Sabato 12 Ottobre 2024

20.09.13 Susanne Raab (Övp), ministra donne e integrazione - CopiaQualche giorno fa la ministra Susanne Raab (del Partito popolare) ha presentato l’annuale rapporto sull’integrazione degli immigrati in Austria, che è il settore di cui si occupa. Ne avevamo riferito in questo blog, dando conto del dato più importante: l’aumento del numero degli stranieri che sta cambiando profondamente il Paese. Ormai quasi un quarto della popolazione è composta da persone nate all’estero o ha genitori, almeno uno dei quali è nato all’estero.

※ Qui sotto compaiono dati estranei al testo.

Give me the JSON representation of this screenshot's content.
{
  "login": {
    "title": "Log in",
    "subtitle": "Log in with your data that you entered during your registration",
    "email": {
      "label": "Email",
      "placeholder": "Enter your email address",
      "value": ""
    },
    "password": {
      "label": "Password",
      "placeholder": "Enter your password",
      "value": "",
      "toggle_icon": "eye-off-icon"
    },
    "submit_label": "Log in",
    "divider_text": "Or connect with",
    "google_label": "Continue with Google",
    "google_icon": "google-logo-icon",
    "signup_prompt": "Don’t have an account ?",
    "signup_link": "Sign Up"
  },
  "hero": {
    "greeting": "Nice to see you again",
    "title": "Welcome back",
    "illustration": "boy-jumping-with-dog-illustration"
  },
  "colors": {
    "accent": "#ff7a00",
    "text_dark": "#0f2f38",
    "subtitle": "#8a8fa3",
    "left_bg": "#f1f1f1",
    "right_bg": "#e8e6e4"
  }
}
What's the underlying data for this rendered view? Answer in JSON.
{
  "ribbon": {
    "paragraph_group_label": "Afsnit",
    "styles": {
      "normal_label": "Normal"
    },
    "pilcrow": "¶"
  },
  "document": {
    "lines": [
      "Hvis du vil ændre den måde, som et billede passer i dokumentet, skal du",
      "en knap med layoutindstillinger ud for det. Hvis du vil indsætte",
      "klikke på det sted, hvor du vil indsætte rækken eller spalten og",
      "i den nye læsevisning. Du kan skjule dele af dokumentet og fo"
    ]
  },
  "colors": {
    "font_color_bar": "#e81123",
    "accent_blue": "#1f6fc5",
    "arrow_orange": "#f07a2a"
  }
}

A presentazione conclusa, alcuni giornalisti hanno insistito perché Raab chiarisse meglio uno dei punti della sua esposizione: il pericolo che a Vienna potessero formarsi “società parallele” formate da comunità chiuse di stranieri appartenenti allo stesso gruppo nazionale. Che cosa aveva in mente? Pensava forse alle banlieue parigine?

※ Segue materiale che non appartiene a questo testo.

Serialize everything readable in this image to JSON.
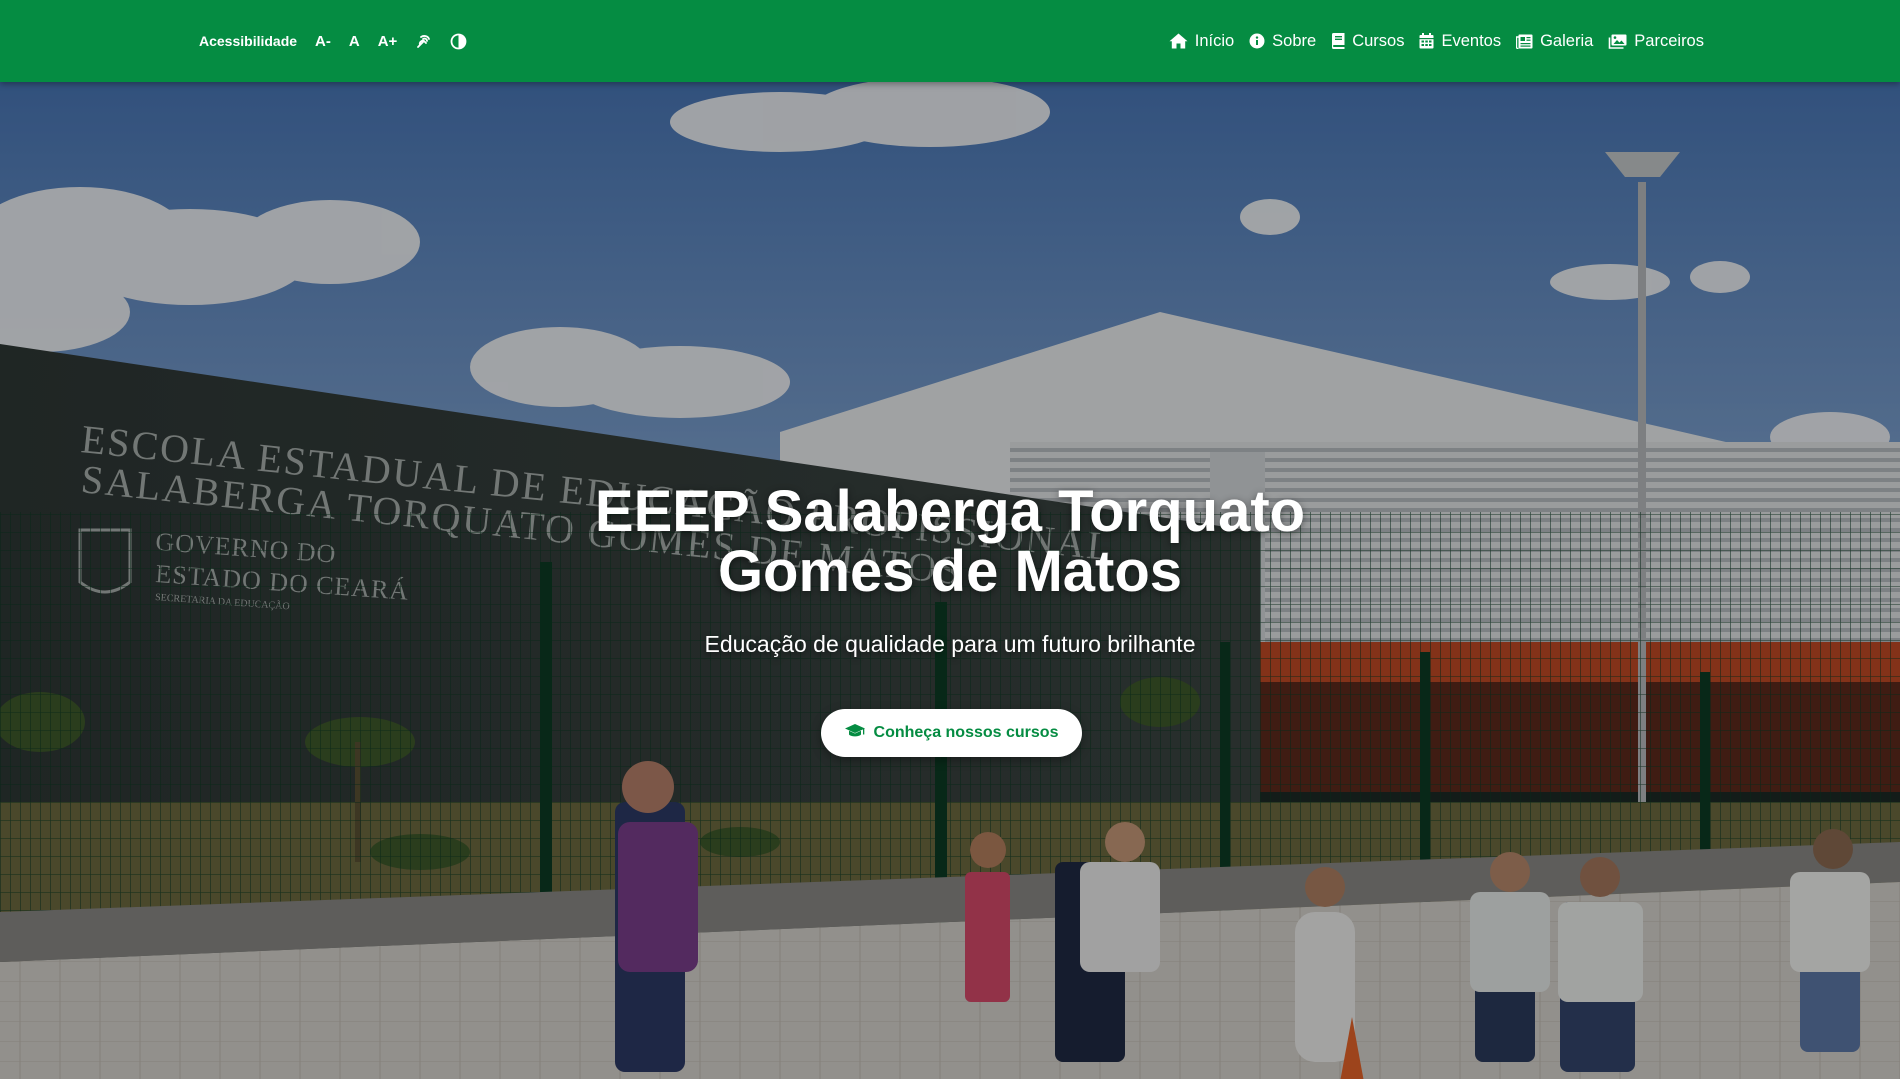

Nel dare la sua risposta, la ministra è partita in quarta, perché tra meno di un mese a Vienna si vota e Raab parla sempre volentieri dei problemi che gli stranieri creano nella capitale, per dare addosso all’amministrazione comunale, retta da socialdemocratici e verdi. Alla domanda che le è stata posta ha così risposto: “Quando persone vanno soltanto nel supermercato turco, sono presenti in associazioni turche, frequentano la moschea, giocano a calcio nel club turco, allora questo comporta che non hanno alcun contatto con il resto della società ed è un segnale dell’esistenza di una società parallela”.

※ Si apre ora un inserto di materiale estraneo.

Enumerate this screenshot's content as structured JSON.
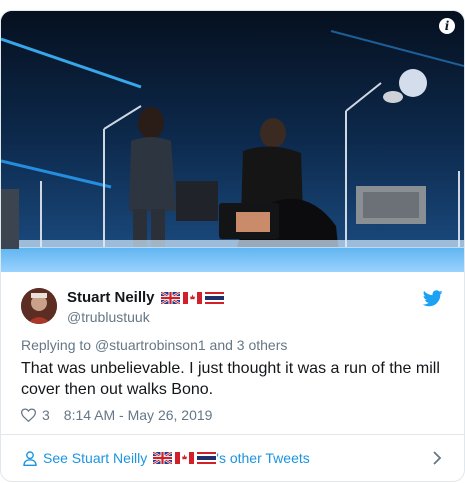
{
  "tweet": {
    "author_name": "Stuart Neilly",
    "author_flags": [
      "uk-flag",
      "canada-flag",
      "thailand-flag"
    ],
    "author_handle": "@trublustuuk",
    "reply_prefix": "Replying to",
    "reply_to": "@stuartrobinson1",
    "reply_suffix": "and 3 others",
    "text": "That was unbelievable. I just thought it was a run of the mill cover then out walks Bono.",
    "likes": "3",
    "timestamp": "8:14 AM - May 26, 2019"
  },
  "footer": {
    "see_prefix": "See Stuart Neilly",
    "see_suffix": "'s other Tweets"
  },
  "media": {
    "info_label": "i",
    "description_icon": "concert-photo"
  },
  "colors": {
    "link_blue": "#1b95e0",
    "muted": "#657786",
    "text": "#14171a",
    "twitter_blue": "#1da1f2"
  }
}
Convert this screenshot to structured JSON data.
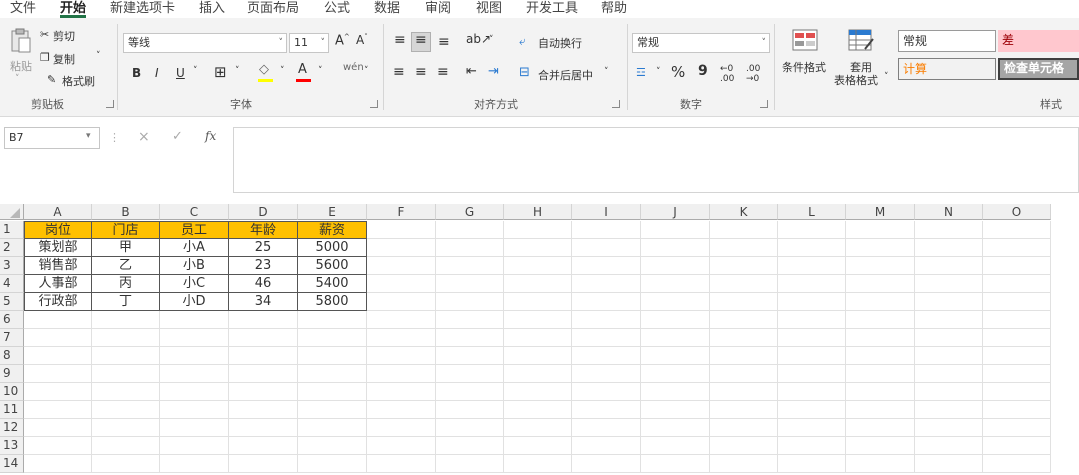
{
  "menu": {
    "tabs": [
      "文件",
      "开始",
      "新建选项卡",
      "插入",
      "页面布局",
      "公式",
      "数据",
      "审阅",
      "视图",
      "开发工具",
      "帮助"
    ]
  },
  "clipboard": {
    "paste_label": "粘贴",
    "cut_label": "剪切",
    "copy_label": "复制",
    "format_painter_label": "格式刷",
    "group_label": "剪贴板"
  },
  "font": {
    "font_name": "等线",
    "font_size": "11",
    "grow_label": "A^",
    "shrink_label": "A˅",
    "bold": "B",
    "italic": "I",
    "underline": "U",
    "group_label": "字体"
  },
  "alignment": {
    "wrap_label": "自动换行",
    "merge_label": "合并后居中",
    "group_label": "对齐方式"
  },
  "number": {
    "format": "常规",
    "percent": "%",
    "comma": "9",
    "group_label": "数字"
  },
  "styles": {
    "cond_format_label": "条件格式",
    "table_format_line1": "套用",
    "table_format_line2": "表格格式",
    "normal_label": "常规",
    "bad_label": "差",
    "calc_label": "计算",
    "check_label": "检查单元格",
    "group_label": "样式"
  },
  "formula_bar": {
    "name_box": "B7",
    "fx": "fx",
    "cancel": "×",
    "enter": "✓",
    "content": ""
  },
  "columns": [
    "A",
    "B",
    "C",
    "D",
    "E",
    "F",
    "G",
    "H",
    "I",
    "J",
    "K",
    "L",
    "M",
    "N",
    "O"
  ],
  "rows": [
    "1",
    "2",
    "3",
    "4",
    "5",
    "6",
    "7",
    "8",
    "9",
    "10",
    "11",
    "12",
    "13",
    "14"
  ],
  "table": {
    "headers": [
      "岗位",
      "门店",
      "员工",
      "年龄",
      "薪资"
    ],
    "data": [
      [
        "策划部",
        "甲",
        "小A",
        "25",
        "5000"
      ],
      [
        "销售部",
        "乙",
        "小B",
        "23",
        "5600"
      ],
      [
        "人事部",
        "丙",
        "小C",
        "46",
        "5400"
      ],
      [
        "行政部",
        "丁",
        "小D",
        "34",
        "5800"
      ]
    ]
  },
  "colors": {
    "header_fill": "#ffc000",
    "accent": "#217346",
    "bad_fill": "#ffc7ce",
    "bad_text": "#9c0006",
    "calc_text": "#fa7d00"
  }
}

“Quel che noi non vogliamo – ha soggiunto – sono condizioni come quelle nei sobborghi parigini, nelle banlieu. Abbiamo già visto un escalation della violenza, poiché c’è un terreno di coltura della violenza. Non è questa la visione che vogliamo avere. Non vogliano Chinatown o Little Italy a Vienna, ma una completa integrazione, dove si incontrino uomini con o senza una immigrazione alle spalle”.

Il riferimento a Cina e Italia ha lasciato interdetti i giornalisti. Che c’entrano questi due Paesi che non hanno mai posto problemi di integrazione in Austria? Nelle 134 pagine del rapporto l’Italia è citata una sola volta e la Cina mai (l’Afghanistan 51 volte, la Turchia 46). Perché allora menzionare, anche solo a titolo di esempio, il pericolo di un ghetto italiano a Vienna, alludendo alla criminalità mafiosa che l’immagine della “Little Italy” evoca?

Una curiosa associazione, stupidamente populista, dovuta a scarsa cultura e a incompetenza politica. “Nella Little Italy a New York – ha scritto Thomas Mayer, nella pagine di “Der Standard” – si insediarono un tempo molti dei milioni di immigrati venuti dall’Italia. C’erano gangster, c’era la mafia. Ma in gran parte erano persone laboriose e capaci. Esse hanno fatto grande quella città cosmopolita, insieme con tutti gli irlandesi, gli ebrei, i migranti giunti dal Burgenland (il Land più povero dell’Austria, nda), che arrivavano da un’Europa distrutta”.

“Oggi – ha soggiunto Mayer – a New York City la ‘Kleine Italien” degli italiani non c’è più da tempo. È diventato un quartiere chic, cosmopolita. La ministra Raab dovrebbe andarci. Potrebbe imparare qualcosa”.

 

 

NELLA FOTO, Susanne Raab, la ministra del governo Kurz che si occupa di donne e integrazione.